Inflazione: ecco come sconfiggerla
Un fondo comune è riuscito a distinguersi tra le difficoltà generali e a battere il mercato. Si tratta del Fidelity Strategic Real Return Fund, gestito da Ford O’Neil. La strategia del fondo è quella di fornire rendimenti che, in un orizzonte temporale di 3-5 anni, riescono a superare il ritmo dell’inflazione. Prendendo i dati fino alla fine di agosto, il suo rendimento a un anno è stato del 2,7%. Gli assets su cui gli investimenti sono concentrati riguardano 4 categorie, che da dicembre 1973 a giugno 2022 hanno ottenuto un ritorno reale positivo nella stragrande maggioranza degli anni, secondo i dati forniti da Fidelity.
La prima categoria riguarda il debito a tasso variabile, che nel periodo indicato ha battuto l’inflazione nell’80% dei casi. Si tratta di prestiti bancari che le banche fanno ad aziende di bassa qualità, il cui rendimento è legato a un benchmark di breve termine che si azzera ogni 30-90 giorni. Tutto questo comporta che i titoli mantengono il loro valore durante i periodi in cui le Banche centrali aumentano i tassi per combattere l’inflazione, come è avvenuto in quest’ultimo anno.

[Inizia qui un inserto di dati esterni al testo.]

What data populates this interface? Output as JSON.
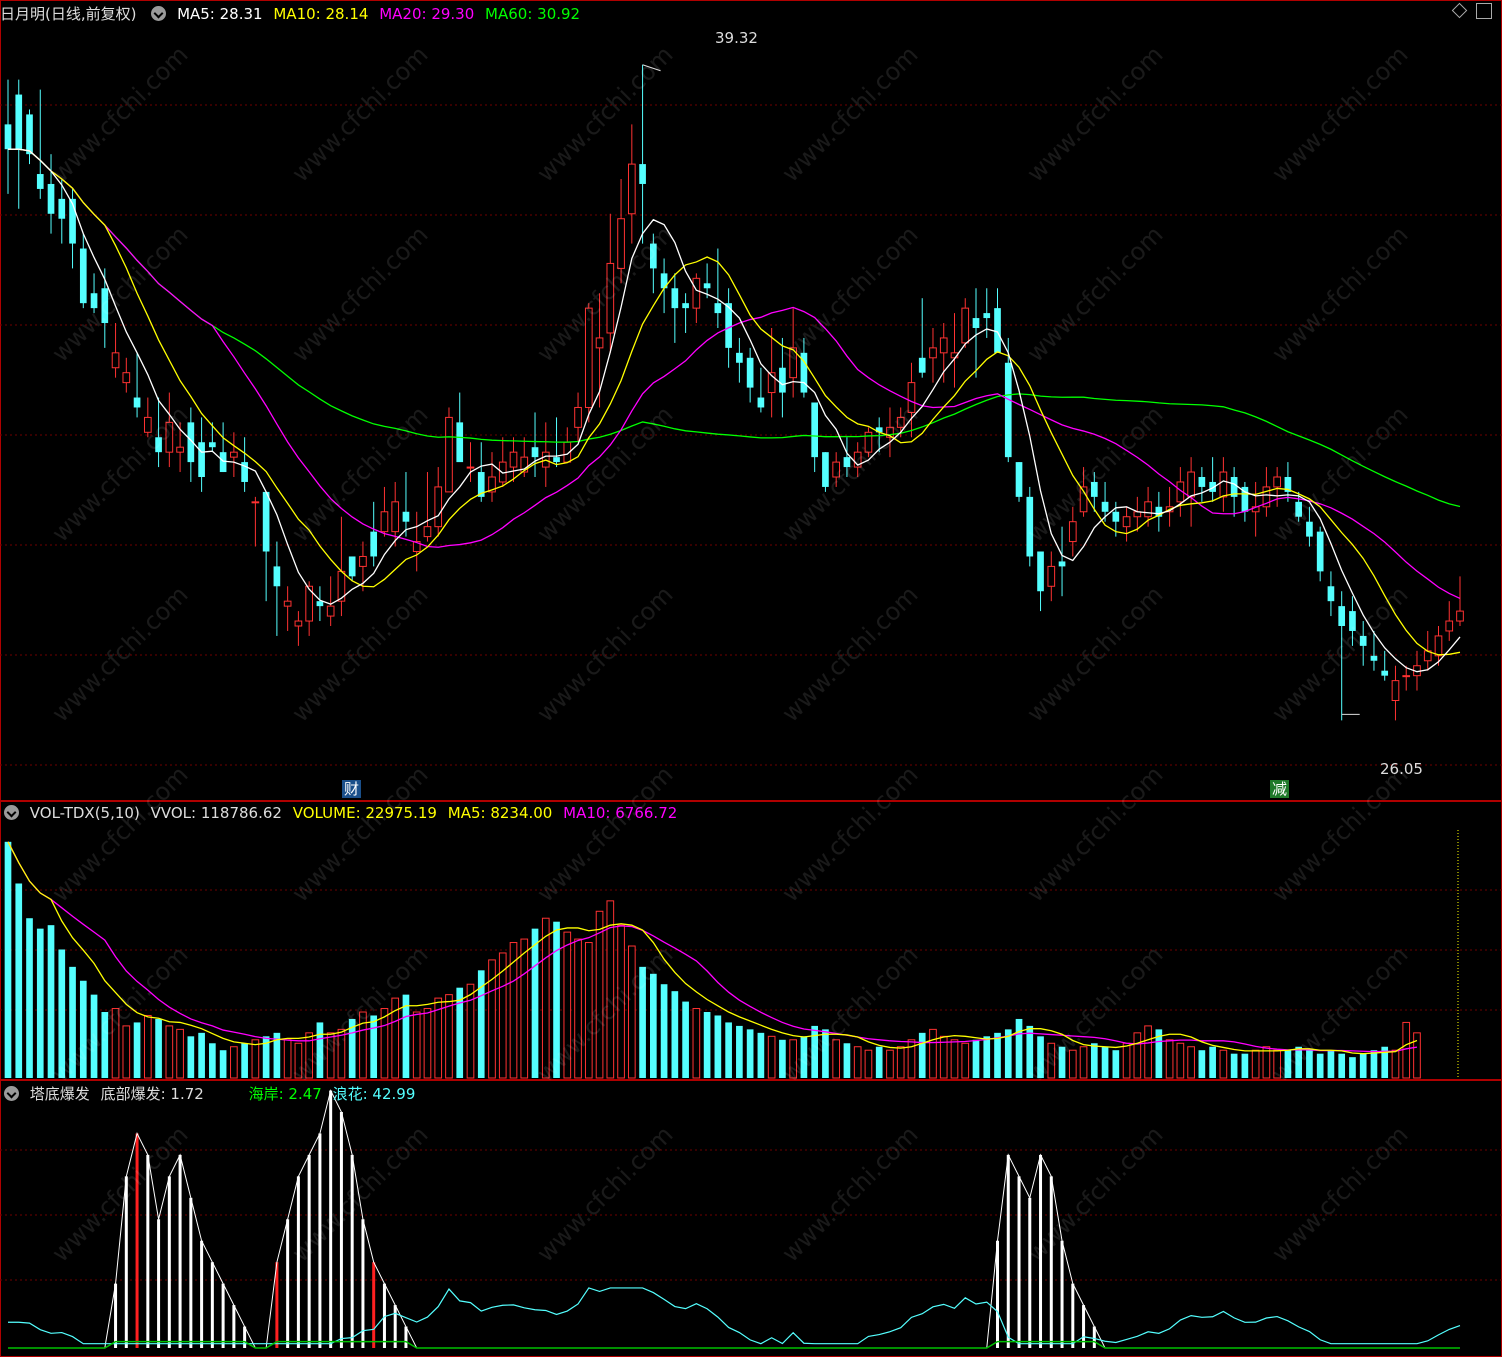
{
  "main": {
    "stock_name": "日月明",
    "period": "(日线,前复权)",
    "ma5": {
      "label": "MA5: 28.31",
      "color": "#ffffff"
    },
    "ma10": {
      "label": "MA10: 28.14",
      "color": "#ffff00"
    },
    "ma20": {
      "label": "MA20: 29.30",
      "color": "#ff00ff"
    },
    "ma60": {
      "label": "MA60: 30.92",
      "color": "#00ff00"
    },
    "high_marker": "39.32",
    "low_marker": "26.05",
    "badge_cai": "财",
    "badge_jian": "减"
  },
  "volume": {
    "indicator": "VOL-TDX(5,10)",
    "vvol": "VVOL: 118786.62",
    "volume": "VOLUME: 22975.19",
    "ma5": "MA5: 8234.00",
    "ma10": "MA10: 6766.72"
  },
  "bottom": {
    "indicator": "塔底爆发",
    "bottom_burst": "底部爆发: 1.72",
    "shore": "海岸: 2.47",
    "wave": "浪花: 42.99"
  },
  "watermark": "www.cfchi.com",
  "colors": {
    "up": "#ff3232",
    "down": "#54ffff",
    "frame": "#b00000",
    "grid": "#6e0000"
  },
  "chart_data": [
    {
      "type": "candlestick",
      "price_ylim": [
        25.0,
        40.0
      ],
      "ma_labels": [
        "MA5",
        "MA10",
        "MA20",
        "MA60"
      ],
      "candles": [
        {
          "o": 38.1,
          "h": 39.0,
          "l": 36.7,
          "c": 37.6
        },
        {
          "o": 38.7,
          "h": 39.0,
          "l": 36.4,
          "c": 37.6
        },
        {
          "o": 38.3,
          "h": 38.4,
          "l": 37.3,
          "c": 37.5
        },
        {
          "o": 37.1,
          "h": 38.8,
          "l": 36.6,
          "c": 36.8
        },
        {
          "o": 36.9,
          "h": 37.5,
          "l": 35.9,
          "c": 36.3
        },
        {
          "o": 36.6,
          "h": 37.0,
          "l": 35.7,
          "c": 36.2
        },
        {
          "o": 36.6,
          "h": 36.8,
          "l": 35.2,
          "c": 35.7
        },
        {
          "o": 35.6,
          "h": 35.9,
          "l": 34.4,
          "c": 34.5
        },
        {
          "o": 34.7,
          "h": 35.1,
          "l": 34.3,
          "c": 34.4
        },
        {
          "o": 34.8,
          "h": 35.2,
          "l": 33.6,
          "c": 34.1
        },
        {
          "o": 33.2,
          "h": 34.1,
          "l": 33.0,
          "c": 33.5
        },
        {
          "o": 32.9,
          "h": 33.4,
          "l": 32.7,
          "c": 33.1
        },
        {
          "o": 32.6,
          "h": 33.5,
          "l": 32.2,
          "c": 32.4
        },
        {
          "o": 31.9,
          "h": 32.6,
          "l": 31.8,
          "c": 32.2
        },
        {
          "o": 31.8,
          "h": 32.6,
          "l": 31.2,
          "c": 31.5
        },
        {
          "o": 31.5,
          "h": 32.7,
          "l": 31.2,
          "c": 32.1
        },
        {
          "o": 31.5,
          "h": 32.1,
          "l": 31.1,
          "c": 31.6
        },
        {
          "o": 32.1,
          "h": 32.4,
          "l": 30.9,
          "c": 31.3
        },
        {
          "o": 31.7,
          "h": 32.2,
          "l": 30.7,
          "c": 31.0
        },
        {
          "o": 31.7,
          "h": 32.1,
          "l": 31.5,
          "c": 31.6
        },
        {
          "o": 31.5,
          "h": 32.1,
          "l": 31.1,
          "c": 31.1
        },
        {
          "o": 31.4,
          "h": 31.9,
          "l": 31.0,
          "c": 31.5
        },
        {
          "o": 31.3,
          "h": 31.8,
          "l": 30.7,
          "c": 30.9
        },
        {
          "o": 30.5,
          "h": 30.6,
          "l": 29.6,
          "c": 30.5
        },
        {
          "o": 30.7,
          "h": 30.7,
          "l": 28.5,
          "c": 29.5
        },
        {
          "o": 29.2,
          "h": 29.7,
          "l": 27.8,
          "c": 28.8
        },
        {
          "o": 28.4,
          "h": 28.8,
          "l": 27.9,
          "c": 28.5
        },
        {
          "o": 28.0,
          "h": 28.3,
          "l": 27.6,
          "c": 28.1
        },
        {
          "o": 28.1,
          "h": 28.9,
          "l": 27.8,
          "c": 28.8
        },
        {
          "o": 28.5,
          "h": 28.8,
          "l": 28.1,
          "c": 28.4
        },
        {
          "o": 28.2,
          "h": 29.0,
          "l": 28.0,
          "c": 28.4
        },
        {
          "o": 28.5,
          "h": 30.2,
          "l": 28.2,
          "c": 29.1
        },
        {
          "o": 29.4,
          "h": 29.4,
          "l": 28.9,
          "c": 29.0
        },
        {
          "o": 29.2,
          "h": 29.7,
          "l": 28.7,
          "c": 29.4
        },
        {
          "o": 29.9,
          "h": 30.5,
          "l": 29.2,
          "c": 29.4
        },
        {
          "o": 29.9,
          "h": 30.8,
          "l": 29.8,
          "c": 30.3
        },
        {
          "o": 29.9,
          "h": 30.9,
          "l": 29.6,
          "c": 30.5
        },
        {
          "o": 30.3,
          "h": 31.1,
          "l": 29.8,
          "c": 30.1
        },
        {
          "o": 29.5,
          "h": 30.3,
          "l": 29.1,
          "c": 29.7
        },
        {
          "o": 29.8,
          "h": 31.1,
          "l": 29.7,
          "c": 30.0
        },
        {
          "o": 30.0,
          "h": 31.2,
          "l": 29.8,
          "c": 30.8
        },
        {
          "o": 30.7,
          "h": 32.4,
          "l": 30.7,
          "c": 32.2
        },
        {
          "o": 32.1,
          "h": 32.7,
          "l": 31.8,
          "c": 31.3
        },
        {
          "o": 31.2,
          "h": 31.7,
          "l": 30.9,
          "c": 31.2
        },
        {
          "o": 31.1,
          "h": 31.7,
          "l": 30.5,
          "c": 30.6
        },
        {
          "o": 30.7,
          "h": 31.5,
          "l": 30.5,
          "c": 31.0
        },
        {
          "o": 30.9,
          "h": 31.8,
          "l": 30.8,
          "c": 31.3
        },
        {
          "o": 31.2,
          "h": 31.8,
          "l": 30.9,
          "c": 31.5
        },
        {
          "o": 31.1,
          "h": 31.8,
          "l": 31.0,
          "c": 31.4
        },
        {
          "o": 31.6,
          "h": 32.3,
          "l": 31.0,
          "c": 31.4
        },
        {
          "o": 31.2,
          "h": 32.1,
          "l": 30.8,
          "c": 31.5
        },
        {
          "o": 31.4,
          "h": 32.2,
          "l": 31.2,
          "c": 31.3
        },
        {
          "o": 31.3,
          "h": 32.0,
          "l": 31.3,
          "c": 31.7
        },
        {
          "o": 32.0,
          "h": 32.7,
          "l": 31.7,
          "c": 32.4
        },
        {
          "o": 32.4,
          "h": 34.5,
          "l": 32.1,
          "c": 34.4
        },
        {
          "o": 33.6,
          "h": 34.7,
          "l": 32.4,
          "c": 33.8
        },
        {
          "o": 33.9,
          "h": 36.3,
          "l": 33.5,
          "c": 35.3
        },
        {
          "o": 35.2,
          "h": 37.0,
          "l": 34.9,
          "c": 36.2
        },
        {
          "o": 36.3,
          "h": 38.1,
          "l": 35.7,
          "c": 37.3
        },
        {
          "o": 37.3,
          "h": 39.3,
          "l": 35.7,
          "c": 36.9
        },
        {
          "o": 35.7,
          "h": 35.9,
          "l": 34.7,
          "c": 35.2
        },
        {
          "o": 35.1,
          "h": 35.4,
          "l": 34.3,
          "c": 34.8
        },
        {
          "o": 34.8,
          "h": 35.1,
          "l": 33.7,
          "c": 34.4
        },
        {
          "o": 34.5,
          "h": 34.7,
          "l": 33.9,
          "c": 34.4
        },
        {
          "o": 34.4,
          "h": 35.1,
          "l": 34.1,
          "c": 35.0
        },
        {
          "o": 34.9,
          "h": 35.3,
          "l": 34.6,
          "c": 34.8
        },
        {
          "o": 34.5,
          "h": 35.6,
          "l": 34.0,
          "c": 34.3
        },
        {
          "o": 34.5,
          "h": 34.8,
          "l": 33.2,
          "c": 33.6
        },
        {
          "o": 33.5,
          "h": 33.8,
          "l": 32.9,
          "c": 33.3
        },
        {
          "o": 33.4,
          "h": 33.6,
          "l": 32.5,
          "c": 32.8
        },
        {
          "o": 32.6,
          "h": 33.2,
          "l": 32.3,
          "c": 32.4
        },
        {
          "o": 32.7,
          "h": 34.0,
          "l": 32.2,
          "c": 33.1
        },
        {
          "o": 33.2,
          "h": 33.8,
          "l": 32.2,
          "c": 32.7
        },
        {
          "o": 33.0,
          "h": 34.4,
          "l": 32.6,
          "c": 33.6
        },
        {
          "o": 33.5,
          "h": 33.8,
          "l": 32.6,
          "c": 32.7
        },
        {
          "o": 32.5,
          "h": 32.5,
          "l": 31.1,
          "c": 31.4
        },
        {
          "o": 31.5,
          "h": 31.5,
          "l": 30.7,
          "c": 30.8
        },
        {
          "o": 31.0,
          "h": 31.5,
          "l": 30.8,
          "c": 31.3
        },
        {
          "o": 31.4,
          "h": 31.8,
          "l": 31.0,
          "c": 31.2
        },
        {
          "o": 31.2,
          "h": 31.7,
          "l": 31.0,
          "c": 31.5
        },
        {
          "o": 31.5,
          "h": 32.0,
          "l": 31.4,
          "c": 31.9
        },
        {
          "o": 32.0,
          "h": 32.2,
          "l": 31.5,
          "c": 31.9
        },
        {
          "o": 31.8,
          "h": 32.4,
          "l": 31.4,
          "c": 32.0
        },
        {
          "o": 32.0,
          "h": 32.4,
          "l": 31.8,
          "c": 32.2
        },
        {
          "o": 32.3,
          "h": 33.3,
          "l": 31.8,
          "c": 32.9
        },
        {
          "o": 33.4,
          "h": 34.6,
          "l": 33.0,
          "c": 33.1
        },
        {
          "o": 33.4,
          "h": 34.0,
          "l": 32.9,
          "c": 33.6
        },
        {
          "o": 33.5,
          "h": 34.1,
          "l": 32.9,
          "c": 33.8
        },
        {
          "o": 33.4,
          "h": 34.3,
          "l": 32.8,
          "c": 33.5
        },
        {
          "o": 33.7,
          "h": 34.6,
          "l": 33.6,
          "c": 34.4
        },
        {
          "o": 34.2,
          "h": 34.8,
          "l": 33.0,
          "c": 34.0
        },
        {
          "o": 34.3,
          "h": 34.8,
          "l": 33.8,
          "c": 34.2
        },
        {
          "o": 34.4,
          "h": 34.8,
          "l": 33.8,
          "c": 33.5
        },
        {
          "o": 33.3,
          "h": 33.8,
          "l": 31.3,
          "c": 31.4
        },
        {
          "o": 31.3,
          "h": 31.3,
          "l": 30.5,
          "c": 30.6
        },
        {
          "o": 30.6,
          "h": 30.8,
          "l": 29.2,
          "c": 29.4
        },
        {
          "o": 29.5,
          "h": 29.5,
          "l": 28.3,
          "c": 28.7
        },
        {
          "o": 28.8,
          "h": 29.5,
          "l": 28.5,
          "c": 29.2
        },
        {
          "o": 29.3,
          "h": 30.0,
          "l": 28.6,
          "c": 29.2
        },
        {
          "o": 29.7,
          "h": 30.4,
          "l": 29.4,
          "c": 30.1
        },
        {
          "o": 30.3,
          "h": 31.2,
          "l": 30.2,
          "c": 30.8
        },
        {
          "o": 30.9,
          "h": 31.1,
          "l": 30.3,
          "c": 30.6
        },
        {
          "o": 30.5,
          "h": 30.9,
          "l": 30.1,
          "c": 30.3
        },
        {
          "o": 30.3,
          "h": 30.5,
          "l": 29.8,
          "c": 30.1
        },
        {
          "o": 30.0,
          "h": 30.4,
          "l": 29.7,
          "c": 30.2
        },
        {
          "o": 30.2,
          "h": 30.6,
          "l": 29.9,
          "c": 30.3
        },
        {
          "o": 30.2,
          "h": 30.8,
          "l": 30.0,
          "c": 30.5
        },
        {
          "o": 30.4,
          "h": 30.7,
          "l": 29.9,
          "c": 30.2
        },
        {
          "o": 30.3,
          "h": 30.8,
          "l": 30.0,
          "c": 30.4
        },
        {
          "o": 30.5,
          "h": 31.2,
          "l": 30.2,
          "c": 30.9
        },
        {
          "o": 30.6,
          "h": 31.4,
          "l": 30.0,
          "c": 31.1
        },
        {
          "o": 31.0,
          "h": 31.2,
          "l": 30.5,
          "c": 30.8
        },
        {
          "o": 30.9,
          "h": 31.4,
          "l": 30.5,
          "c": 30.7
        },
        {
          "o": 30.6,
          "h": 31.4,
          "l": 30.3,
          "c": 31.1
        },
        {
          "o": 31.0,
          "h": 31.2,
          "l": 30.2,
          "c": 30.6
        },
        {
          "o": 30.8,
          "h": 30.9,
          "l": 30.1,
          "c": 30.3
        },
        {
          "o": 30.3,
          "h": 30.9,
          "l": 29.8,
          "c": 30.4
        },
        {
          "o": 30.4,
          "h": 31.2,
          "l": 30.2,
          "c": 30.8
        },
        {
          "o": 30.8,
          "h": 31.2,
          "l": 30.4,
          "c": 31.0
        },
        {
          "o": 31.0,
          "h": 31.3,
          "l": 30.5,
          "c": 30.7
        },
        {
          "o": 30.5,
          "h": 30.7,
          "l": 30.1,
          "c": 30.2
        },
        {
          "o": 30.1,
          "h": 30.4,
          "l": 29.6,
          "c": 29.8
        },
        {
          "o": 29.9,
          "h": 30.0,
          "l": 28.9,
          "c": 29.1
        },
        {
          "o": 28.8,
          "h": 29.1,
          "l": 28.2,
          "c": 28.5
        },
        {
          "o": 28.4,
          "h": 28.7,
          "l": 26.1,
          "c": 28.0
        },
        {
          "o": 28.3,
          "h": 28.6,
          "l": 27.6,
          "c": 27.9
        },
        {
          "o": 27.8,
          "h": 28.1,
          "l": 27.2,
          "c": 27.6
        },
        {
          "o": 27.4,
          "h": 27.9,
          "l": 27.1,
          "c": 27.3
        },
        {
          "o": 27.1,
          "h": 27.5,
          "l": 26.9,
          "c": 27.0
        },
        {
          "o": 26.5,
          "h": 27.2,
          "l": 26.1,
          "c": 26.9
        },
        {
          "o": 27.0,
          "h": 27.2,
          "l": 26.7,
          "c": 27.0
        },
        {
          "o": 27.0,
          "h": 27.5,
          "l": 26.7,
          "c": 27.2
        },
        {
          "o": 27.3,
          "h": 27.9,
          "l": 27.1,
          "c": 27.5
        },
        {
          "o": 27.4,
          "h": 28.0,
          "l": 27.2,
          "c": 27.8
        },
        {
          "o": 27.9,
          "h": 28.5,
          "l": 27.7,
          "c": 28.1
        },
        {
          "o": 28.1,
          "h": 29.0,
          "l": 28.0,
          "c": 28.3
        }
      ],
      "volume": [
        6.8,
        5.6,
        4.6,
        4.3,
        4.4,
        3.7,
        3.2,
        2.8,
        2.4,
        1.9,
        2.0,
        1.5,
        1.6,
        1.8,
        1.7,
        1.5,
        1.4,
        1.2,
        1.3,
        1.0,
        0.8,
        0.9,
        1.0,
        1.1,
        1.2,
        1.3,
        1.1,
        1.0,
        1.3,
        1.6,
        1.3,
        1.4,
        1.7,
        1.9,
        1.8,
        2.0,
        2.3,
        2.4,
        1.9,
        2.0,
        2.3,
        2.4,
        2.6,
        2.7,
        3.1,
        3.4,
        3.6,
        3.9,
        4.0,
        4.3,
        4.6,
        4.5,
        4.2,
        4.0,
        3.9,
        4.8,
        5.1,
        4.4,
        3.8,
        3.2,
        3.0,
        2.7,
        2.5,
        2.2,
        2.0,
        1.9,
        1.8,
        1.6,
        1.5,
        1.4,
        1.3,
        1.2,
        1.1,
        1.1,
        1.2,
        1.5,
        1.4,
        1.1,
        1.0,
        0.9,
        0.8,
        0.9,
        0.8,
        0.9,
        1.1,
        1.3,
        1.4,
        1.2,
        1.1,
        1.0,
        1.1,
        1.2,
        1.3,
        1.4,
        1.7,
        1.5,
        1.2,
        1.0,
        0.9,
        0.8,
        0.9,
        1.0,
        0.9,
        0.8,
        1.0,
        1.3,
        1.5,
        1.4,
        1.1,
        1.0,
        0.9,
        0.8,
        0.9,
        0.8,
        0.7,
        0.7,
        0.8,
        0.9,
        0.8,
        0.8,
        0.9,
        0.8,
        0.7,
        0.8,
        0.7,
        0.6,
        0.7,
        0.8,
        0.9,
        0.8,
        1.6,
        1.3
      ],
      "burst": [
        0,
        0,
        0,
        0,
        0,
        0,
        0,
        0,
        0,
        0,
        3,
        8,
        10,
        9,
        6,
        8,
        9,
        7,
        5,
        4,
        3,
        2,
        1,
        0,
        0,
        4,
        6,
        8,
        9,
        10,
        12,
        11,
        9,
        6,
        4,
        3,
        2,
        1,
        0,
        0,
        0,
        0,
        0,
        0,
        0,
        0,
        0,
        0,
        0,
        0,
        0,
        0,
        0,
        0,
        0,
        0,
        0,
        0,
        0,
        0,
        0,
        0,
        0,
        0,
        0,
        0,
        0,
        0,
        0,
        0,
        0,
        0,
        0,
        0,
        0,
        0,
        0,
        0,
        0,
        0,
        0,
        0,
        0,
        0,
        0,
        0,
        0,
        0,
        0,
        0,
        0,
        0,
        5,
        9,
        8,
        7,
        9,
        8,
        5,
        3,
        2,
        1,
        0,
        0,
        0,
        0,
        0,
        0,
        0,
        0,
        0,
        0,
        0,
        0,
        0,
        0,
        0,
        0,
        0,
        0,
        0,
        0,
        0,
        0,
        0,
        0,
        0,
        0,
        0,
        0,
        0,
        0,
        0,
        0,
        0,
        0
      ],
      "burst_red_index": [
        12,
        25,
        34
      ],
      "bottom_ylim": [
        0,
        11
      ],
      "shore_label": "海岸",
      "wave_label": "浪花"
    }
  ]
}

La seconda classe concerne i TIPS, ovvero i titoli del Tesoro il cui rendimento è adeguato all’inflazione. Tali obbligazioni hanno un prezzo che ruota attorno al tasso di pareggio, ovverosia alla differenza tra il loro rendimento e quello dei Treasury tradizionali che riportano la stessa scadenza. Nel 75% del periodo sopra citato il rendimento reale è stato positivo.
La terza categoria include i titoli immobiliari, che hanno superato l’inflazione in termini di rendimento nel 70% delle volte. La logica dietro a questo investimento sta nel fatto che normalmente i fondi comuni di investimento immobiliare riescono a tenere il passo dell’inflazione, in quanto le società che possiedono e gestiscono immobili solitamente hanno una certa capacità di determinazione dei prezzi. Inoltre, quelle aziende che affittano le loro proprietà e stabiliscono contratti di locazione a lungo termine, adeguano il canone all’inflazione; mentre quelle che fanno contratti di breve termine poi aumentano i prezzi per il rinnovo qualora il costo della vita cresca.
L’ultimo asset che il fondo inserisce in portafoglio fa riferimento alle materie prime, che nel 59% dei casi hanno avuto un ritorno che ha fatto meglio dell’inflazione. O’Neil sottolinea come le categorie elencate nel CPI comprenda una quantità innumerevole di materie prime. Basti pensare alle utenze, alla benzina, al gas da riscaldamento e ai generi alimentari. Di conseguenza l’inflazione e il prezzo delle commodities tendono a muoversi a braccetto, come del resto è avvenuto in particolare nel 2022 a seguito della guerra Russia-Ucraina.